Zoe Karakikla-Mitsakou is an ERN ReCONNET ePAG representative for rare connective tissue diseases, representing Systemic Lupus Erythematosus (SLE).
Zoe joined Lupus Europe in 2020 as a project manager. In 2023, she became General Secretary of Lupus Europe, supporting the organisation’s every day operations, governance, partnerships, and project management. In this role, she works across European collaborations to ensure patient perspectives are structurally integrated in research and actions.

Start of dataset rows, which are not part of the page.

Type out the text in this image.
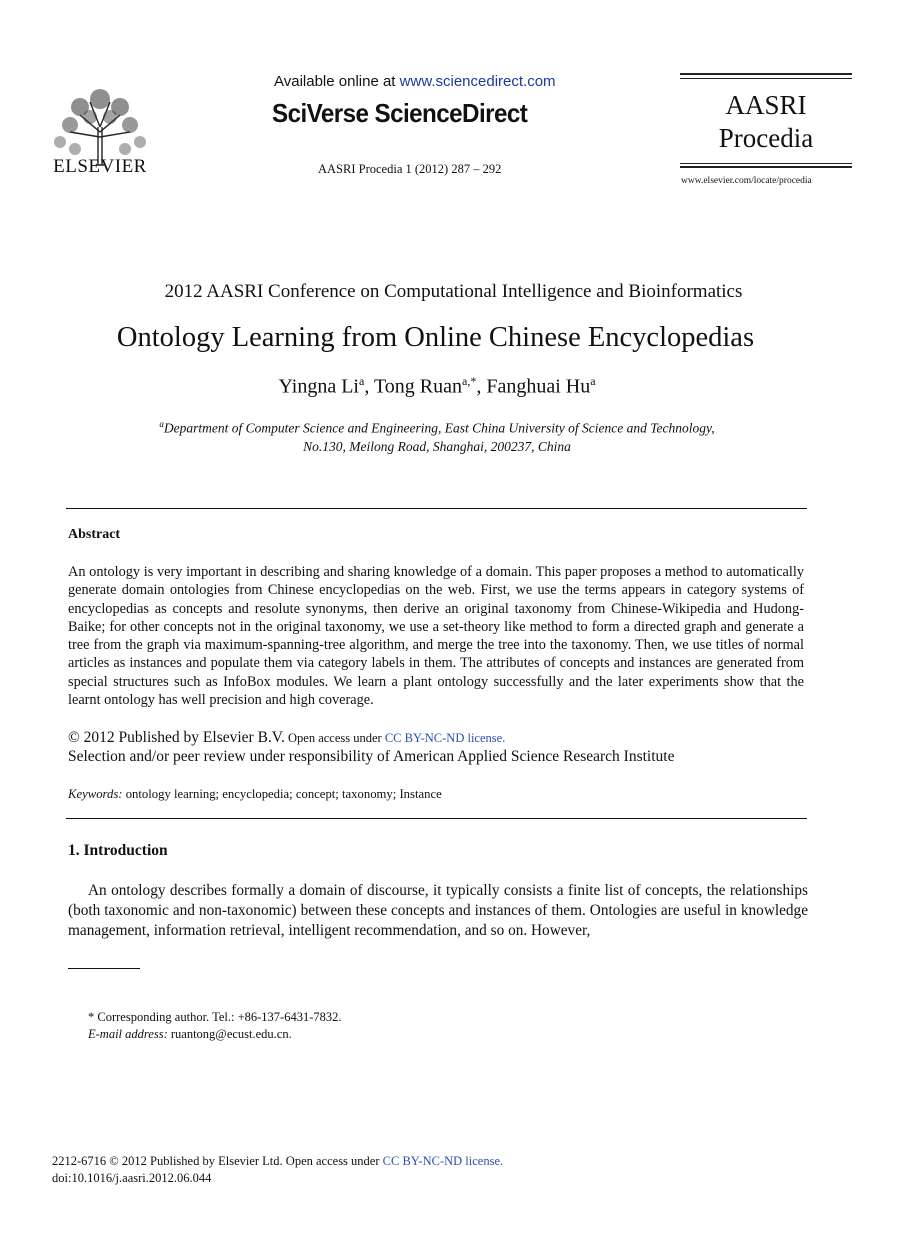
ELSEVIER
Available online at www.sciencedirect.com
SciVerse ScienceDirect
AASRI Procedia 1 (2012) 287 – 292
AASRI
Procedia
www.elsevier.com/locate/procedia
2012 AASRI Conference on Computational Intelligence and Bioinformatics
Ontology Learning from Online Chinese Encyclopedias
Yingna Li$^a$, Tong Ruan$^{a,*}$, Fanghuai Hu$^a$
$^a$Department of Computer Science and Engineering, East China University of Science and Technology,
No.130, Meilong Road, Shanghai, 200237, China
Abstract
An ontology is very important in describing and sharing knowledge of a domain. This paper proposes a method to automatically generate domain ontologies from Chinese encyclopedias on the web. First, we use the terms appears in category systems of encyclopedias as concepts and resolute synonyms, then derive an original taxonomy from Chinese-Wikipedia and Hudong-Baike; for other concepts not in the original taxonomy, we use a set-theory like method to form a directed graph and generate a tree from the graph via maximum-spanning-tree algorithm, and merge the tree into the taxonomy. Then, we use titles of normal articles as instances and populate them via category labels in them. The attributes of concepts and instances are generated from special structures such as InfoBox modules. We learn a plant ontology successfully and the later experiments show that the learnt ontology has well precision and high coverage.
© 2012 Published by Elsevier B.V. Open access under CC BY-NC-ND license.
Selection and/or peer review under responsibility of American Applied Science Research Institute
Keywords: ontology learning; encyclopedia; concept; taxonomy; Instance
1. Introduction
An ontology describes formally a domain of discourse, it typically consists a finite list of concepts, the relationships (both taxonomic and non-taxonomic) between these concepts and instances of them. Ontologies are useful in knowledge management, information retrieval, intelligent recommendation, and so on. However,
* Corresponding author. Tel.: +86-137-6431-7832.
E-mail address: ruantong@ecust.edu.cn.
2212-6716 © 2012 Published by Elsevier Ltd. Open access under CC BY-NC-ND license.
doi:10.1016/j.aasri.2012.06.044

Zoe volunteers for the Lupus Europe Patient Advisory Network (PAN), a group of trained patient representatives who act as a liaison between the lupus community and the scientific community. She is a Fellow in the PAN. Through the PAN work, Zoe contributes patient input to scientific projects, clinical trials, EULAR task forces, and ERN-related research, supporting patient involvement from study design through to implementation and access.
Within Lupus Europe Zoe is the project manager of LupusGPT, a patient-led, multilingual AI tool designed to provide free, accessible, valid information on lupus to patients. This tool was co-created by patients, clinicians, and digital specialists and is – to our knowledge – the first of its kind. A core aim of the LupusGPT project is to develop a transferable blueprint that can be adapted by other rare and complex disease communities, enhancing the reach of accessible, free, valid information on rare diseases for patients.
Living with lupus, antiphospholipid syndrome (APS), and other rare conditions herself, Zoe brings both lived and professional experience to her work. She believes collaboration across diseases is essential to addressing shared challenges such as diagnostic delay, fragmented care, and inequities in access. As an ePAG representative for SLE, she is ready to work and is honoured to have the opportunity to contribute to ERN ReCONNET’s work.
‘I’m interested in approaches that are careful, collaborative, and replicable — so that good ideas can travel beyond a single disease or project and more people can benefit. ERN embodies that approach.’